6-Ways-to-Be-Single-&-Merry-this-Christmas-MainPhoto

6-Ways-to-Be-Single-&-Merry-this-Christmas-MainPhoto
Times have definitely changed. More and more women in America are choosing not to marry, or are staying single after a divorce. But as Latinas, we have to deal with our parents, aunts and grandparents breathing down our neck all day, asking Why don’t you have a boyfriend? or When are you going to get married? If during the rest of the year it is more or less easy to hide your single status or to avoid attending family events, during the holidays, you have no choice but to face the stares and comments when you go for dinner with your familia for Christmas.

That doesn’t mean that being single at Christmas should make you feel bad. But it may become a stressful situation, considering that the holidays are emotionally intense to begin with. Try to take it easy, and walk away from the events and people that make you feel stressed or uncomfortable. These tips will help you make it through the festivities gracefully, and be single and merry at Christmas.

  • Go with the flow. As you can’t escape the celebrations, learn how to make peace with them. You’re a Christmasphobic? Then keep in mind that Christmas is just a date on the calendar. It will pass, and very quickly at that. But if you like this holiday, go ahead and take full advantage of the food, drinks, parties and gifts.

  • Enjoy your freedom. No social commitments with your partner. No dinner with your suegra or buying gifts for that sister-in-law you don’t even like. Isn’t it wonderful? Give yourself the pleasure of spending that gift money on you. It sounds clichéd, but Christmas is the best time of year to indulge in a delicious massage or snag a stunning handbag at your favorite outlet.

  • Don’t be defensive. Remember that you have nothing to explain. Hold your head high and learn to give snappy answers to rude questions. If your sister makes a snarky comment about you not getting any younger and still being single, tell her that watching some people’s marriages makes you prefer to be alone than in bad company. And if your mother looks at you with pity and wonders when you’re going to tie the knot, dare to tell her that maybe you will never get married and that it’s time for her to accept it. Then, open a bottle of champagne and toast to both of you. The act of downplaying and talking about taboo topics will make you feel powerful.

Read Related: Top 5 Holiday Stress Triggers & Strategies to Manage Them

  • Avoid the bitterness. Don’t let other people’s opinions influence you. Refuse to be the buena chica just because you’re single, even though everyone around you seems to be madly in love. What if it turns out that they secretly envy you? So don’t compare yourself to anyone and don’t revel in self-pity. Go on vacation with your children, if you’re a single mami or reserve a table at the hippest restaurant downtown and hold the craziest New Year’s Eve dinner with all your single friends.

  • Open your heart. Beyond the wild consumerism and partying, celebrating Christmas is about a whole different thing. ‘Tis the season to find time to pray, meditate or help others less fortunate than you. Remember that altruism generates endorphins and provides a feeling of well-being that no material possession can give you. Take advantage of it to strengthen your hope and faith in a Higher Power.

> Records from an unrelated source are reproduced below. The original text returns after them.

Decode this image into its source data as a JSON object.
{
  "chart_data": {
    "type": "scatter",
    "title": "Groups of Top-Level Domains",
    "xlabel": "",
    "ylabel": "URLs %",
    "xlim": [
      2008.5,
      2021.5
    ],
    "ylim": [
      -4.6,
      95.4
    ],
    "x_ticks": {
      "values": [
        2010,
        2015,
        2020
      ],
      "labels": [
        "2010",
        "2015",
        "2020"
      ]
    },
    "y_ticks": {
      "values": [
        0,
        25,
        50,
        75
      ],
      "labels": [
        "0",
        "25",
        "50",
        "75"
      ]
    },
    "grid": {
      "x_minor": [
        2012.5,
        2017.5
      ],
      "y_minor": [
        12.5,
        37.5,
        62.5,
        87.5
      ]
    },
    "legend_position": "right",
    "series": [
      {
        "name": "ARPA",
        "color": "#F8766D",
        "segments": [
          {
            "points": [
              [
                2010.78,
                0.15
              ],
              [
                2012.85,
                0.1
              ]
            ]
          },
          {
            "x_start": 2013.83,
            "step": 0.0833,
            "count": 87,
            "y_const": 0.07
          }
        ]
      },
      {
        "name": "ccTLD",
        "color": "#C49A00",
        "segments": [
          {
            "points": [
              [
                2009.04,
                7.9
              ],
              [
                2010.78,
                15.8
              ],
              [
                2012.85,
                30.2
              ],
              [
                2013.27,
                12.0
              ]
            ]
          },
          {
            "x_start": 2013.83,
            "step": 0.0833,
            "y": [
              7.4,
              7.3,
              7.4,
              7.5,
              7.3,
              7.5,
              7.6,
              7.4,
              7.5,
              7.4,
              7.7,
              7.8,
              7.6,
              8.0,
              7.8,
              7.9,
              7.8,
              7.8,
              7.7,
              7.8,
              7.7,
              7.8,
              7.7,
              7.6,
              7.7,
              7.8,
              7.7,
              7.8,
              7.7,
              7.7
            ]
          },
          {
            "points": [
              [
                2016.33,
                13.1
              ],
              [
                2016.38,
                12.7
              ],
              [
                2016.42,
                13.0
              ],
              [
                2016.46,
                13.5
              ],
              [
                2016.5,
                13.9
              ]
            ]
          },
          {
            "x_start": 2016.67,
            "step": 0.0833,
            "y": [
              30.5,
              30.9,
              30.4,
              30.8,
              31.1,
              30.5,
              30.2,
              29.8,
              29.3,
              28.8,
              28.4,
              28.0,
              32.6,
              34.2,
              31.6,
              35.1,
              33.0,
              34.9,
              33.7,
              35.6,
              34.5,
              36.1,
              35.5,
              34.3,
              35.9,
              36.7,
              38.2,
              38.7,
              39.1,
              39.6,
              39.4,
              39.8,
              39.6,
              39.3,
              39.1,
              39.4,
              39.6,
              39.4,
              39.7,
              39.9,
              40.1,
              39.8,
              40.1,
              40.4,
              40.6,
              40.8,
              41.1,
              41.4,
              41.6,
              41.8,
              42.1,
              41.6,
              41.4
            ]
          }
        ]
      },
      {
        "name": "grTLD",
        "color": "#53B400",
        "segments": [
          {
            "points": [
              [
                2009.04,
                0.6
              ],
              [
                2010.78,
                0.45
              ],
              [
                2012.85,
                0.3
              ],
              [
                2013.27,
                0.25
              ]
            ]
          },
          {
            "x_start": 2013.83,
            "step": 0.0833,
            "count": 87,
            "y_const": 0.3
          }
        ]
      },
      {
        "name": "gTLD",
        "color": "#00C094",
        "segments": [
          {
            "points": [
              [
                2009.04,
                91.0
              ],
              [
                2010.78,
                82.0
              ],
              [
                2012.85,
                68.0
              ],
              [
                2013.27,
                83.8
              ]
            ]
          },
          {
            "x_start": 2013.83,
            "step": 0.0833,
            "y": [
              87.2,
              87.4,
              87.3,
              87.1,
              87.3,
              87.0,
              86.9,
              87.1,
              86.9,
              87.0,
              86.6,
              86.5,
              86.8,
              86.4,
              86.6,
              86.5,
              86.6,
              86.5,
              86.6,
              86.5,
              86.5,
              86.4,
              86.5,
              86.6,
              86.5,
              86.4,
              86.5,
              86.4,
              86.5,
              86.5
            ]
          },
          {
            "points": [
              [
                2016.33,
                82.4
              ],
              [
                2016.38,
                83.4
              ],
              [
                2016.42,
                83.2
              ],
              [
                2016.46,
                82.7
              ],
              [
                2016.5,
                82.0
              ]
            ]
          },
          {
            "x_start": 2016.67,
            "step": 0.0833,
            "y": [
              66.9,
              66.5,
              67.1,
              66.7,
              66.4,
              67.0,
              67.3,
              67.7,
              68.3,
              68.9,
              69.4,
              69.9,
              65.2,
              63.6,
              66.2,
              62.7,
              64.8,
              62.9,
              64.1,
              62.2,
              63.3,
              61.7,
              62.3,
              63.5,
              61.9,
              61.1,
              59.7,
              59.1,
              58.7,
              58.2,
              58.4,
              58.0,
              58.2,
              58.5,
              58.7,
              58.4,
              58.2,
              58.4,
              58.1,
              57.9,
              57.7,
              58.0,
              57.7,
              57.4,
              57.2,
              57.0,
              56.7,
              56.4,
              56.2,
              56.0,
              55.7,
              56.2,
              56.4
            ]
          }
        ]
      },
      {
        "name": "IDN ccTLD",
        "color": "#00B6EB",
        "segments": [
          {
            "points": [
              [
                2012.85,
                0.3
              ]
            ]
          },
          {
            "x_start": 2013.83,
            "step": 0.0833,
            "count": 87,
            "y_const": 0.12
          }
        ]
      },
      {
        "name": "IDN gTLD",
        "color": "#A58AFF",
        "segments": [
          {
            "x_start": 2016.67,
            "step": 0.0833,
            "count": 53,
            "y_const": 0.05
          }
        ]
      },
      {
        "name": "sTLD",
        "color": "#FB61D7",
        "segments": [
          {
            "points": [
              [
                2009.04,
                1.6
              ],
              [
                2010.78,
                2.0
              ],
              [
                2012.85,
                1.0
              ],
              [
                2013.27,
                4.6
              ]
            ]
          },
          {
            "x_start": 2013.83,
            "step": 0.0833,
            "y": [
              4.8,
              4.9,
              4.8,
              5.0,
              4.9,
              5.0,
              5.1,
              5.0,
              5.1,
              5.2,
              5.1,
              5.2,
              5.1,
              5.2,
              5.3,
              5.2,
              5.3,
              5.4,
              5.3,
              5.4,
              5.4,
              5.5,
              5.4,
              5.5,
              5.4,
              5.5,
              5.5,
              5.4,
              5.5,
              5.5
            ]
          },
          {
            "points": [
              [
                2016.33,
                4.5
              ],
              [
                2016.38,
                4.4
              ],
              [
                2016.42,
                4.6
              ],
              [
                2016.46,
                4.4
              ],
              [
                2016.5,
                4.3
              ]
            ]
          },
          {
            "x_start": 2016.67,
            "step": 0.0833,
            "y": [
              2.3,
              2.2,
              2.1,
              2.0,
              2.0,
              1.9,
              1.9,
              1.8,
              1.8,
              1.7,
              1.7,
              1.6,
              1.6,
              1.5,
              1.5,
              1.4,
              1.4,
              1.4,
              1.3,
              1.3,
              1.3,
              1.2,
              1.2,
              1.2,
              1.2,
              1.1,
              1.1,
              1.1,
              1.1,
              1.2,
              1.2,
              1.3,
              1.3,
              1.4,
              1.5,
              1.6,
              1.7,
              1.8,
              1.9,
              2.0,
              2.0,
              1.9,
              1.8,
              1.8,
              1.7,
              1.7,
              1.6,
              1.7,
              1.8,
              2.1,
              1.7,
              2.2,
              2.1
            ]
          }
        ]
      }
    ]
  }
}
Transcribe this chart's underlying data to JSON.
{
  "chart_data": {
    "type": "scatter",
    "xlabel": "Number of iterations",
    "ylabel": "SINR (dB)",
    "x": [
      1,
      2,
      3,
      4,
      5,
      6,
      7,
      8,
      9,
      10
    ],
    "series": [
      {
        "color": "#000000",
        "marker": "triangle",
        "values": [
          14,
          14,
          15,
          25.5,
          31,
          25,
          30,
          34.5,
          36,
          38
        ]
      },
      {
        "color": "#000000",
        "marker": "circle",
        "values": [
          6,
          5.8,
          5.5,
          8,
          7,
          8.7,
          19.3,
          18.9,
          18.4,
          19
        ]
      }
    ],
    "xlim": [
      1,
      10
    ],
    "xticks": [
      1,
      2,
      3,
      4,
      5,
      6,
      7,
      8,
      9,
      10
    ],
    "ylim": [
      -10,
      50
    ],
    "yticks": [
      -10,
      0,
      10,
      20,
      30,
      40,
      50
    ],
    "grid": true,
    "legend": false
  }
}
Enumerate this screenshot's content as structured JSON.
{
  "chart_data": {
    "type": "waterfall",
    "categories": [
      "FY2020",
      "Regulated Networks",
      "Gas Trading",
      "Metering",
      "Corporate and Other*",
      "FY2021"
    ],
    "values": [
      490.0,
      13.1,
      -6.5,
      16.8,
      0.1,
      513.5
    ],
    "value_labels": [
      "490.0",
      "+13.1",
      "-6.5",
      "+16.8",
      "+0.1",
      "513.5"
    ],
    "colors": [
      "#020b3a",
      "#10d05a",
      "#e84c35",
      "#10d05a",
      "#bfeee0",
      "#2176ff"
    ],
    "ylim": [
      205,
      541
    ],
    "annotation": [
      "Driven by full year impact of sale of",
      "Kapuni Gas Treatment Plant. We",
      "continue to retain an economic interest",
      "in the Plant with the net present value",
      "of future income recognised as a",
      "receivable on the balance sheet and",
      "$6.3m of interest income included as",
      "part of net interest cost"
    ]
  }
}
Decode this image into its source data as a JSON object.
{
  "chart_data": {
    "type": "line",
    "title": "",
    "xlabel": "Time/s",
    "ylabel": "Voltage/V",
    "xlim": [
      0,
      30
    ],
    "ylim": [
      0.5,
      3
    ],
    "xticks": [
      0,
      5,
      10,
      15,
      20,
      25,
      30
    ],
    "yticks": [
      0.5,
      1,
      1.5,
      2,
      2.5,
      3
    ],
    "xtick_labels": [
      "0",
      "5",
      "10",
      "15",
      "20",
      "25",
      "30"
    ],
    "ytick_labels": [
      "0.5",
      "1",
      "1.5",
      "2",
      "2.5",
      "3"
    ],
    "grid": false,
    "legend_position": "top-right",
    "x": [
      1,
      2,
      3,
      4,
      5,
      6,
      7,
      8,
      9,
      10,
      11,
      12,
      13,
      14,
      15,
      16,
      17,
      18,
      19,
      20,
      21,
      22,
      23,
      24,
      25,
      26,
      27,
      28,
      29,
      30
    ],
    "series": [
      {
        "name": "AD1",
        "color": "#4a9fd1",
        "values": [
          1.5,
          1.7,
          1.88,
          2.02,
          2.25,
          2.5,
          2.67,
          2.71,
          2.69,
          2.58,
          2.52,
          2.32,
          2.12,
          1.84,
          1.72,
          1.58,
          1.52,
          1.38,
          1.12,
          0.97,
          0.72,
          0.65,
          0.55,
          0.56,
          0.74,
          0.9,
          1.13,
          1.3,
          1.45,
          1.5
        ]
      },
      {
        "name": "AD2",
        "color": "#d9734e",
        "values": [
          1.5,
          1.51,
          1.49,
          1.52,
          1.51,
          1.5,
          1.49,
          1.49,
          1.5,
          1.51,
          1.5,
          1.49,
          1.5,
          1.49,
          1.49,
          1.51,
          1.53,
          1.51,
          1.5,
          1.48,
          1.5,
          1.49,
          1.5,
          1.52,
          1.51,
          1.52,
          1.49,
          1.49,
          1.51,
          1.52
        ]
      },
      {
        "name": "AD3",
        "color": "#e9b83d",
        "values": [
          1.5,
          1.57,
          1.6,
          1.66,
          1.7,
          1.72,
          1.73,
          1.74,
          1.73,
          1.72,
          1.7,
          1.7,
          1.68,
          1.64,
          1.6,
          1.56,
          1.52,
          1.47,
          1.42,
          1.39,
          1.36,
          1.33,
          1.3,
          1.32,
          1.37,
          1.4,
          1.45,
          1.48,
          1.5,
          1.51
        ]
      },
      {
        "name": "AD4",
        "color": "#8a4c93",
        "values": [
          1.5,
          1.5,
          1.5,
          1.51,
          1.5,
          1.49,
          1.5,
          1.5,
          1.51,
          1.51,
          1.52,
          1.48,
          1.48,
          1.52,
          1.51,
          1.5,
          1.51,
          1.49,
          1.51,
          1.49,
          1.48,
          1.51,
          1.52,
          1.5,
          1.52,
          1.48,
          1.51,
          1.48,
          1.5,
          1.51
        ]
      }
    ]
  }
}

  • Enjoy your favorite traditions. Are cooking the turkey, drinking punch by the fireplace, decorating the house, ice-skating and caroling your scene? Then don’t stop doing it because you’re single! If you have kids, they will become your best allies these days. But if not, just pursue your favorite holiday activities anyway, and don’t let being alone get you down. You don’t need to get together with relatives you don’t see during the rest of the year or go to your grandparents’ on the same day as all your married sisters and cousins. They may criticize you, but who cares? It’s time for you to enjoy life your way. Don’t you think that’s a great New Year’s resolution?